LAKSHADWEEP: A SMART CHOICE
- The choice of Lakshadweep for the FONOP doesn’t seem incidental.
- Hence, naval operation in the waters off Lakshadweep, where maritime boundaries are more settled than the Andaman and Nicobar Islands (where straight baselines on the Western edge of the islands have in the past raised uncomfortable questions), was a smart move.
- The idea, ostensibly, was to signal to China that the U.S. Navy is committed to uphold the rules-based order in the waters of opponents and partners alike.
- It even allowed that Indian officials to ignore the operation.
- The error occurred only when, U.S. 7th Fleet released a press statement that set the issue ablaze.
BRIDGING THE DIVIDE
- There are lessons for both India and the U.S. from happening in Lakshadweep.
- The U.S. must recognise that FONOPs have implications for New Delhi that go beyond the infringement of Indian jurisdiction in the near seas.
- Such operations normalise military activism close to India’s island territories that remain vulnerable to incursions by foreign warships.
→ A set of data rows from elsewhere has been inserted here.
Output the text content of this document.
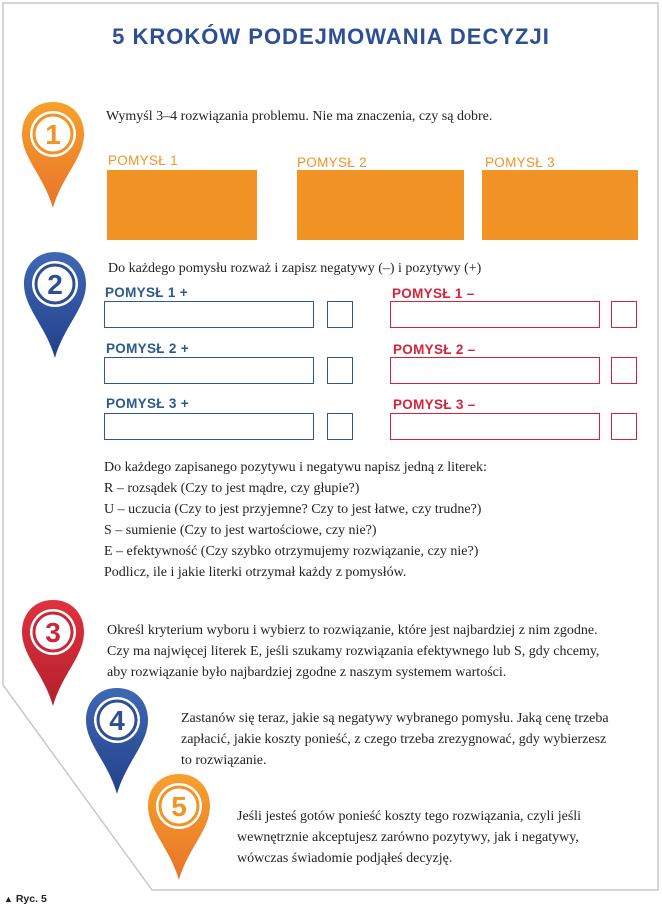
5 KROKÓW PODEJMOWANIA DECYZJI
1
Wymyśl 3–4 rozwiązania problemu. Nie ma znaczenia, czy są dobre.
POMYSŁ 1	POMYSŁ 2	POMYSŁ 3
2
Do każdego pomysłu rozważ i zapisz negatywy (–) i pozytywy (+)
POMYSŁ 1 +	POMYSŁ 1 –
POMYSŁ 2 +	POMYSŁ 2 –
POMYSŁ 3 +	POMYSŁ 3 –
Do każdego zapisanego pozytywu i negatywu napisz jedną z literek:
R – rozsądek (Czy to jest mądre, czy głupie?)
U – uczucia (Czy to jest przyjemne? Czy to jest łatwe, czy trudne?)
S – sumienie (Czy to jest wartościowe, czy nie?)
E – efektywność (Czy szybko otrzymujemy rozwiązanie, czy nie?)
Podlicz, ile i jakie literki otrzymał każdy z pomysłów.
3	Określ kryterium wyboru i wybierz to rozwiązanie, które jest najbardziej z nim zgodne.
Czy ma najwięcej literek E, jeśli szukamy rozwiązania efektywnego lub S, gdy chcemy,
aby rozwiązanie było najbardziej zgodne z naszym systemem wartości.
4	Zastanów się teraz, jakie są negatywy wybranego pomysłu. Jaką cenę trzeba
zapłacić, jakie koszty ponieść, z czego trzeba zrezygnować, gdy wybierzesz
to rozwiązanie.
5	Jeśli jesteś gotów ponieść koszty tego rozwiązania, czyli jeśli
wewnętrznie akceptujesz zarówno pozytywy, jak i negatywy,
wówczas świadomie podjąłeś decyzję.
▲ Ryc. 5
- It also encourages other regional navies to violate India’s domestic regulations in the waters surrounding the Andaman and Nicobar Islands.
- Further, U.S. such actions on the subject isn’t acceptable as Washington is yet to ratify the UNCLOS.
- New Delhi too, must rethink its stand on freedom of navigation in the EEZs.
- It isn’t enough for Indian officials and commentators to say U.S. FONOPs are an act of impropriety. The reality is that India’s domestic regulation is worryingly out of sync with international law.
- India’s declaration of straight baselines delineating zones around the Andaman and Nicobar Islands (on the Western edge), in particular, is a discrepancy that cannot be explained as a minor departure from the provisions of the UNCLOS.
The U.S. Navy sail through the waters off Lakshadweep highlights a gap in the Indian and American perception of navigational freedoms, complicating an already complex domain of international maritime law. Yet it is not the betrayal of a friend that many have sought to portray the FONOP to be.